Calculating the Edge hardware requirements to show sample data

Before you configure sample data via Edge, it is important to validate that your Edge site has enough memory, CPU and available cache disk space.

Memory and CPU requirements

The Edge capability Catalog JDBC Sampling consists of two possible operations, which require Edge resources:

  • Extracting the sample data, which collects the data from a data source and caches the data on the Edge site.
  • Reading the sample data, which reads sample data from the Edge cache and returns it as a result of an API call or displays it in an asset page.

The following table shows how much resources are required for one request.

  Extracting the sample data Reading the sample data
Memory per request 4 Gb 900 Mb
CPU per request 1 cpu 0.9 cpu
Note 
  • If you want to support multiple requests to run at the same time, you need to multiply these numbers by the number of parallel requests.

  • These resources must be added to the other resource requirements for Edge, the operating system and any other software you would like to run on the same machine.

    You also need to add the requirements of other Edge capabilities if you want run other capabilities in parallel of the sampling capability. If you accept that operations are executed one after the other and that some need to wait in a queue, then only the highest requirements need to be fulfilled.

Hard disk requirement

Extracted sample data remains in the cache of an Edge site. This means that enough disk space must be available to cache this data. If the Edge cache is still full and a new sample data request is added, the request will fail. For more information, go to Edge cache.

The required disk space largely depends on the expected number of tables for which sample data will be requested, per day. You can estimate the disk space in bytes as follows:

(Number of tables per day *2) * Number of columns * (Number of characters for one column name + (Number of samples * Number of characters for one sample)) * 2.05

  • You need to multiply the number of tables per day by 2 because the sample data can stay in the Edge cache about two days.
  • You need to multiply the number by 2.05 because, for each character, we calculate 2 bytes and some margin for the data serialization format.

Also consider that the Edge cache may hold other data than the sample data, like a copy of the JDBC drivers used to connect to the data sources. So it is best to round up the required space.

Example 

In this example,

  • You expect to receive requests for sample data for 100 tables per day.
  • Each table has about 20 columns with an average column name of 30 characters.
  • For each column, you want to collect 100 samples.
    This number is set in the Maximum number of samples DGC Service setting.
  • Each sample has an average of 100 characters.
    You can define the maximum number of characters to collect via the Maximum value length DGC Service setting.

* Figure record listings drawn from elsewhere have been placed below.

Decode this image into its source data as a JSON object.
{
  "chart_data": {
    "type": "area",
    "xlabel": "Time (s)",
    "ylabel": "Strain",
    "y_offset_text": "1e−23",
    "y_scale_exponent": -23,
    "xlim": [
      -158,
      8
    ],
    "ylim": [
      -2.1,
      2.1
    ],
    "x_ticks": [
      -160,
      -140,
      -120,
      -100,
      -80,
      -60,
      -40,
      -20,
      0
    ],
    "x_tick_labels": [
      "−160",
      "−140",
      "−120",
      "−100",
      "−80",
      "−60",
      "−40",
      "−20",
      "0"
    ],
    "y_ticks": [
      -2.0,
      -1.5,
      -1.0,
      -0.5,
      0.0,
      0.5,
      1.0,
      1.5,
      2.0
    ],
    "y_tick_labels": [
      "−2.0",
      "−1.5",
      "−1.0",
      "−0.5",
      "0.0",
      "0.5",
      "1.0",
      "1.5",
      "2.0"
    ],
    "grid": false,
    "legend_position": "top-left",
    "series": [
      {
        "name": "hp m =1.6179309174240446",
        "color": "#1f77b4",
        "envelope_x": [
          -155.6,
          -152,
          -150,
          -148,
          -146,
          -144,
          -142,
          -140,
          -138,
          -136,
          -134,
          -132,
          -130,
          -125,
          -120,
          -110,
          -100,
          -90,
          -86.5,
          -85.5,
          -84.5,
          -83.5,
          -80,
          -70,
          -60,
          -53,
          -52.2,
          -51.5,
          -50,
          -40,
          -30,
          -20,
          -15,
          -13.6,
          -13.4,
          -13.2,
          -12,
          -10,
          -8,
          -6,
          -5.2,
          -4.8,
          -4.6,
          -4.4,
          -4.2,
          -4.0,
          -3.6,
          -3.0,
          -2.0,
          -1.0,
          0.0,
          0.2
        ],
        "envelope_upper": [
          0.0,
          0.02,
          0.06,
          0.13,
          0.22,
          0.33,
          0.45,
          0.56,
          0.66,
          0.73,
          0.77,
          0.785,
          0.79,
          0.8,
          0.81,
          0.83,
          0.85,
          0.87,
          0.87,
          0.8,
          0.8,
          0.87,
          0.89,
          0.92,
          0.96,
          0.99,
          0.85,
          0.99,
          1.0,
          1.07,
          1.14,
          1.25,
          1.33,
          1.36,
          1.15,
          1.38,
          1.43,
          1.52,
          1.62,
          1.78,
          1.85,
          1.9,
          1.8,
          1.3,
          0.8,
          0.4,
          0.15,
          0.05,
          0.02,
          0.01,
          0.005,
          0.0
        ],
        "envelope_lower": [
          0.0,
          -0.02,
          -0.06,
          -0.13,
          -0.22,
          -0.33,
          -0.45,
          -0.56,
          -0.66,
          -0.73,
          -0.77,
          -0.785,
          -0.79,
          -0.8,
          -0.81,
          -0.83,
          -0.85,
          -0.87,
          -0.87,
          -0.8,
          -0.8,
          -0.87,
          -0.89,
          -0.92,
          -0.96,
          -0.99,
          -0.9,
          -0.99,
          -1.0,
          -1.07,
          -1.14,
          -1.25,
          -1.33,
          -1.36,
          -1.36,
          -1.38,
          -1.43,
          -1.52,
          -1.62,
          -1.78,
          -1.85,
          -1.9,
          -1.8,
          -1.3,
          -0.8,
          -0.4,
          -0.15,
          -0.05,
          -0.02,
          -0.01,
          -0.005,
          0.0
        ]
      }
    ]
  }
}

The numbers for the calculation are:

  • Number of tables per day: 100.
  • Number of columns: 20.
  • Number of characters for one column name: 30.
  • Number of samples: 100.
  • Number of characters for one sample: 100.

The estimated disk space in bytes is:

(100 *2) * 20 * (30 + (100*100) * 2.05 = 882,246,000 bytes = 882,246 kb = 82 Mb

As a conclusion for this example, having around 100 Mb of disk space available for sample data on the Edge site cache should be sufficient.